MIAMI, Florida (Jan.
15, 20001).- The Inter American Press Association (IAPA) today dispatched
members of its Rapid Response Unit to Haiti and Paraguay to investigate
the recent murder of journalists there. It also announced its findings in
other cases where the guilty have so far gone unpunished.
IAPA President Danilo
Arbilla said the Rapid Response Unit role was to determine whether the journalists
were killed because of what they reported, the findings would be taken up
by the hemisphere free-press organizations Executive Committee at its meeting
next Friday (January 19) at the IAPA headquarters in Miami.
"Such a serious
situation as this is a curtailment of press freedom and of the freedoms
and civil rights of society at large," Arbilla said. "That is
why it is important to persevere and get right to the bottom of the matter
in investigations into crimes against journalists."
He announced that member
of the Rapid Response Unit was already in Haiti investing the murders of
Jean Leopold Dominique, owner and director of Radio Haiti, and Gerard Denoze,
sports reporter for Radio Plus, killed last April 3 and December 15, respectively.
Meanwhile another member of the unit was in Paraguay looking into the circumstances
surrounding the January 5 murder of Salvador Medina, a teacher and reporter
for the Ñemity community radio.
Arbilla, editor of the
Montevideo, Uruguay, news weekly Búsqueda, said that that as a result
of the investigations carried out by the Rapid Response Unit since its launch
in January last year murder cases in which the guilty remained at large
were reactivated in Brazil and Colombia and the general public had been
made aware of the significance of killing a journalist.

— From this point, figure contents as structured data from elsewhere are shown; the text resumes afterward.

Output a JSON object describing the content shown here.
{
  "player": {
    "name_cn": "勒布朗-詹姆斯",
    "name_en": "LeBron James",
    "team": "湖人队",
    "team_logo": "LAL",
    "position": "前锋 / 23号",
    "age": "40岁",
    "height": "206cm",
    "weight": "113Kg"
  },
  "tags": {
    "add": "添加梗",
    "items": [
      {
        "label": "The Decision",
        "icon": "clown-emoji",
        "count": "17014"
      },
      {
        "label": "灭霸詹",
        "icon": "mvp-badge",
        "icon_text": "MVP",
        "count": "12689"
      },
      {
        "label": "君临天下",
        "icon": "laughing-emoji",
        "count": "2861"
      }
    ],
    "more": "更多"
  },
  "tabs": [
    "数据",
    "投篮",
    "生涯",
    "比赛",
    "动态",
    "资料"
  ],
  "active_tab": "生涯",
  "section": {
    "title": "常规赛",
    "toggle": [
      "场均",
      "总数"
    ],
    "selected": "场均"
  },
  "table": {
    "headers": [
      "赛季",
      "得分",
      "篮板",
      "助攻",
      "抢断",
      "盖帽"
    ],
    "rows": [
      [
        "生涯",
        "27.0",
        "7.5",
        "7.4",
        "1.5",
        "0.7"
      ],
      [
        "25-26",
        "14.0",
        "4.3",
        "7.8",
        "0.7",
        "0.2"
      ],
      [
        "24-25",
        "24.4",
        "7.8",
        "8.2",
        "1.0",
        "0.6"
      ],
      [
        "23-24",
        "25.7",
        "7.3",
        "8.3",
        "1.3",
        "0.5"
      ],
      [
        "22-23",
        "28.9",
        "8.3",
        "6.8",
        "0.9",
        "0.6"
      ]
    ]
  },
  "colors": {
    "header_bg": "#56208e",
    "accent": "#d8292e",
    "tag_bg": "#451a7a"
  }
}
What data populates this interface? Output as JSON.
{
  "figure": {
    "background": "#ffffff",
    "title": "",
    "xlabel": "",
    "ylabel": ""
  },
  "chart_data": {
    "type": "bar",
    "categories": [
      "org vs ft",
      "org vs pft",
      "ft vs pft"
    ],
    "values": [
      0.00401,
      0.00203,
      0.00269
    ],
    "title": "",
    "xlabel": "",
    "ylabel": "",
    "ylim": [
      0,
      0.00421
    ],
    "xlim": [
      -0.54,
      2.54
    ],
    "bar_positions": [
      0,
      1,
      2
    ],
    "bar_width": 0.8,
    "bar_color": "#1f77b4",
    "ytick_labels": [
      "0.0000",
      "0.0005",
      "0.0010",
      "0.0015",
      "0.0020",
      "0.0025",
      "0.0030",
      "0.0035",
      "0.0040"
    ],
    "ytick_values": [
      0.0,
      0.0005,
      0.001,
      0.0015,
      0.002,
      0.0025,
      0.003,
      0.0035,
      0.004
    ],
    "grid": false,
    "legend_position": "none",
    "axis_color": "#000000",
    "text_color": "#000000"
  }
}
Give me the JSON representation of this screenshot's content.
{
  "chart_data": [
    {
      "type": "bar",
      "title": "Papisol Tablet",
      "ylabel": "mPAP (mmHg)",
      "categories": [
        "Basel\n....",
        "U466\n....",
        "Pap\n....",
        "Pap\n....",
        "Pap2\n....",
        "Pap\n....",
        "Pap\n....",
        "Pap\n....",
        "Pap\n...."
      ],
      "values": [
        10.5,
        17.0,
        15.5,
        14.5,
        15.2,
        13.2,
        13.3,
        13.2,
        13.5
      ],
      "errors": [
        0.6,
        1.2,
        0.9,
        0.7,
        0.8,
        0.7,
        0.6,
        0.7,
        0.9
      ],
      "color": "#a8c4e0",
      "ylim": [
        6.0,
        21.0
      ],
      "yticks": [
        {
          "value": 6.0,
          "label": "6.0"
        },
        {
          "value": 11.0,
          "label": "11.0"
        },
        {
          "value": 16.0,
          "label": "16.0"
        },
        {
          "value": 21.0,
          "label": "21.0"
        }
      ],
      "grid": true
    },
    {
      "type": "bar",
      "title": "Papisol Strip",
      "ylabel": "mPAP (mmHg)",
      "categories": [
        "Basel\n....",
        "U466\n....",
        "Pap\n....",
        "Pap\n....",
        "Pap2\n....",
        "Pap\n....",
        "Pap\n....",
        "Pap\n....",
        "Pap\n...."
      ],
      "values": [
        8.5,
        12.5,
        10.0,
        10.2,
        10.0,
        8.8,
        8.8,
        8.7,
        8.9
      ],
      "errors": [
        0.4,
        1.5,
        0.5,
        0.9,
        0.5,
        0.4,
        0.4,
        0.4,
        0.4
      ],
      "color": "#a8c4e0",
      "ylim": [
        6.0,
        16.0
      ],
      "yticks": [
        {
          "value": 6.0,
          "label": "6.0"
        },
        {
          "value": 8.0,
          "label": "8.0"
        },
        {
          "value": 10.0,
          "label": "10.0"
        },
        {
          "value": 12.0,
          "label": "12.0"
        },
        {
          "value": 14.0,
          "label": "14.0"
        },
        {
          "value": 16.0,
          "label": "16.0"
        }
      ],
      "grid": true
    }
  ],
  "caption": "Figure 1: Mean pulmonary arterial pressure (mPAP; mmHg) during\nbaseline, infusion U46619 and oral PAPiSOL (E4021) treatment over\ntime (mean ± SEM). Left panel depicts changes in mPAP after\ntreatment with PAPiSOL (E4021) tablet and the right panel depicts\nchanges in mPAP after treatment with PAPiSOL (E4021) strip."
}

He added that the government
of Guatemala in August last year had acknowledged its responsibility in
cases of human rights violations, among them the abduction and presumed
murder of local journalist Irma Flaquer on October 16, 1980 - which was
investigated by the IAPA in 1996 - and now the organization planned to meet
in Washington, D.C., with Guatemalan government representatives to discuss
details of a "friendly solution" designed to clear Flaquers name."
From 1995 to date, the
IAPA has investigated - in its Unpunished Crimes Against Journalists project
and the Rapid Response Unit, funded by the John S. and James L. Knight Foundation
- a total of 35 journalist murder cases, the findings in 15 of them being
submitted to the Inter-American Commission on Human Rights.